In the latest review of financial performance the local authority identified that it had previously expected to be caught short by £581,000, but that because revenue had been lower than expected it needed to find another £391,000.
Citing commercial rents, planning fees, car parks and the Garrick Theatre as causes for the reduced income, the report – which was put to Cabinet last week – identified a reduction of £1.3m in revenue and apportioned £600,000 of that on low interest rates. It blamed the double-dip recession, funding cuts imposed by the Government in Westminster and ongoing volatility in the banking sector for the background to the substantial impact on council finances.
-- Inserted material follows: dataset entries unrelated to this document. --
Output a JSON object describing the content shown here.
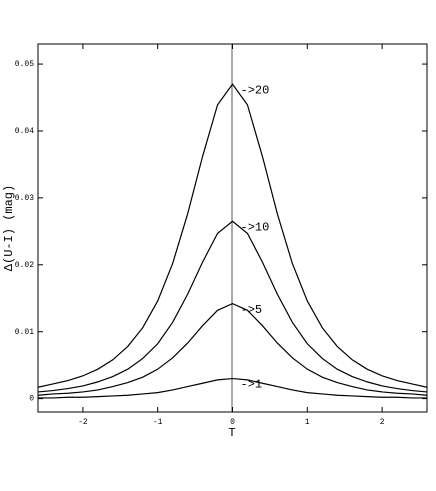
{
  "chart_data": {
    "type": "line",
    "xlabel": "T",
    "ylabel": "Δ(U-I) (mag)",
    "x": [
      -2.6,
      -2.4,
      -2.2,
      -2.0,
      -1.8,
      -1.6,
      -1.4,
      -1.2,
      -1.0,
      -0.8,
      -0.6,
      -0.4,
      -0.2,
      0,
      0.2,
      0.4,
      0.6,
      0.8,
      1.0,
      1.2,
      1.4,
      1.6,
      1.8,
      2.0,
      2.2,
      2.4,
      2.6
    ],
    "series": [
      {
        "name": "->20",
        "color": "#000000",
        "values": [
          0.0017,
          0.0022,
          0.0027,
          0.0034,
          0.0044,
          0.0058,
          0.0078,
          0.0106,
          0.0146,
          0.0202,
          0.0276,
          0.0362,
          0.0439,
          0.047,
          0.0439,
          0.0362,
          0.0276,
          0.0202,
          0.0146,
          0.0106,
          0.0078,
          0.0058,
          0.0044,
          0.0034,
          0.0027,
          0.0022,
          0.0017
        ]
      },
      {
        "name": "->10",
        "color": "#000000",
        "values": [
          0.001,
          0.0012,
          0.0015,
          0.0019,
          0.0025,
          0.0033,
          0.0044,
          0.006,
          0.0082,
          0.0114,
          0.0156,
          0.0204,
          0.0247,
          0.0265,
          0.0247,
          0.0204,
          0.0156,
          0.0114,
          0.0082,
          0.006,
          0.0044,
          0.0033,
          0.0025,
          0.0019,
          0.0015,
          0.0012,
          0.001
        ]
      },
      {
        "name": "->5",
        "color": "#000000",
        "values": [
          0.0005,
          0.0007,
          0.0008,
          0.001,
          0.0013,
          0.0018,
          0.0024,
          0.0032,
          0.0044,
          0.0061,
          0.0083,
          0.0109,
          0.0132,
          0.0142,
          0.0132,
          0.0109,
          0.0083,
          0.0061,
          0.0044,
          0.0032,
          0.0024,
          0.0018,
          0.0013,
          0.001,
          0.0008,
          0.0007,
          0.0005
        ]
      },
      {
        "name": "->1",
        "color": "#000000",
        "values": [
          0.0001,
          0.0001,
          0.0002,
          0.0002,
          0.0003,
          0.0004,
          0.0005,
          0.0007,
          0.0009,
          0.0013,
          0.0018,
          0.0023,
          0.0028,
          0.003,
          0.0028,
          0.0023,
          0.0018,
          0.0013,
          0.0009,
          0.0007,
          0.0005,
          0.0004,
          0.0003,
          0.0002,
          0.0002,
          0.0001,
          0.0001
        ]
      }
    ],
    "xlim": [
      -2.6,
      2.6
    ],
    "xticks": [
      -2,
      -1,
      0,
      1,
      2
    ],
    "ylim": [
      -0.002,
      0.053
    ],
    "yticks": [
      0,
      0.01,
      0.02,
      0.03,
      0.04,
      0.05
    ]
  }
}
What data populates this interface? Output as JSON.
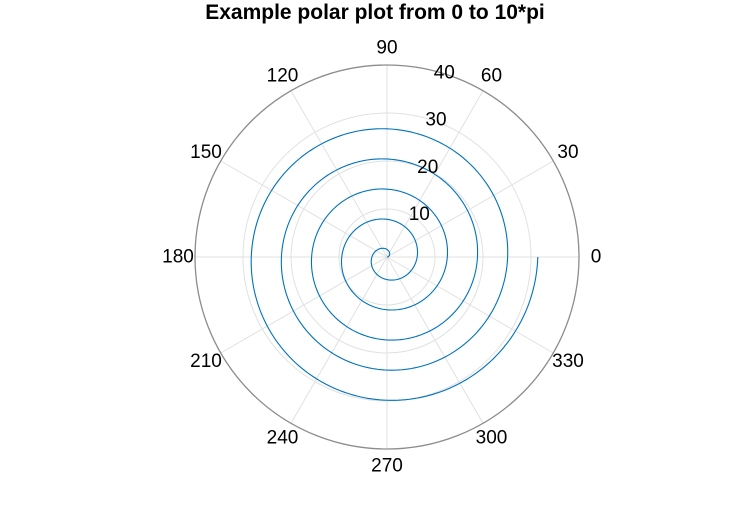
{
  "chart_data": {
    "type": "line",
    "coordinate_system": "polar",
    "title": "Example polar plot from 0 to 10*pi",
    "theta_unit": "degrees",
    "theta_ticks": [
      "0",
      "30",
      "60",
      "90",
      "120",
      "150",
      "180",
      "210",
      "240",
      "270",
      "300",
      "330"
    ],
    "r_ticks": [
      "10",
      "20",
      "30",
      "40"
    ],
    "rlim": [
      0,
      40
    ],
    "r_label_angle_deg": 80,
    "grid": true,
    "legend": "none",
    "series": [
      {
        "color": "#0072bd",
        "theta_range_rad": [
          0,
          31.4159
        ],
        "relation": "r = theta",
        "points_sampled": [
          {
            "theta_deg": 0,
            "r": 0
          },
          {
            "theta_deg": 360,
            "r": 6.28
          },
          {
            "theta_deg": 720,
            "r": 12.57
          },
          {
            "theta_deg": 1080,
            "r": 18.85
          },
          {
            "theta_deg": 1440,
            "r": 25.13
          },
          {
            "theta_deg": 1800,
            "r": 31.42
          }
        ]
      }
    ]
  }
}
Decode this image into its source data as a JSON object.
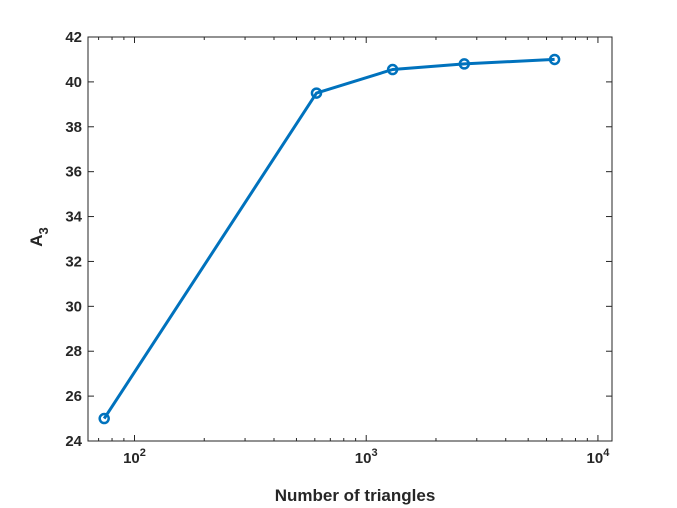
{
  "chart_data": {
    "type": "line",
    "title": "",
    "xlabel": "Number of triangles",
    "ylabel": {
      "base": "A",
      "subscript": "3"
    },
    "xscale": "log",
    "xlim": [
      63,
      11500
    ],
    "ylim": [
      24,
      42
    ],
    "xticks": [
      {
        "value": 100,
        "base": "10",
        "exp": "2"
      },
      {
        "value": 1000,
        "base": "10",
        "exp": "3"
      },
      {
        "value": 10000,
        "base": "10",
        "exp": "4"
      }
    ],
    "yticks": [
      "24",
      "26",
      "28",
      "30",
      "32",
      "34",
      "36",
      "38",
      "40",
      "42"
    ],
    "grid": false,
    "legend": "none",
    "series": [
      {
        "x": [
          74,
          610,
          1300,
          2650,
          6500
        ],
        "y": [
          25.0,
          39.5,
          40.55,
          40.8,
          41.0
        ],
        "color": "#0072BD",
        "marker": "circle"
      }
    ]
  }
}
While the reduction in income is a concern, the council also highlighted the ongoing impact of their “budget reduction programme” which aims to make almost £13m in savings by April 2014. The plan is set to have saved £10.7m since 2008 by April this year.
Commenting on the report, Cllr Christopher Spruce, assistant cabinet member for finance, revenues and benefits, insisted it was “an income problem, not a spend problem” and highlighted the need for the council to protect it’s sources of funding.
Compounding the problem for Lichfield District Council was a second report to Cabinet that identified a need to borrow extra because of the increasingly delayed Friarsgate scheme. The scheme was expected to be provided a reimbursement to the council of £2.3m which is needed for a contribution of £1.3m towards the ongoing Friary Outer development – a commitment which will now require borrowing to fulfill.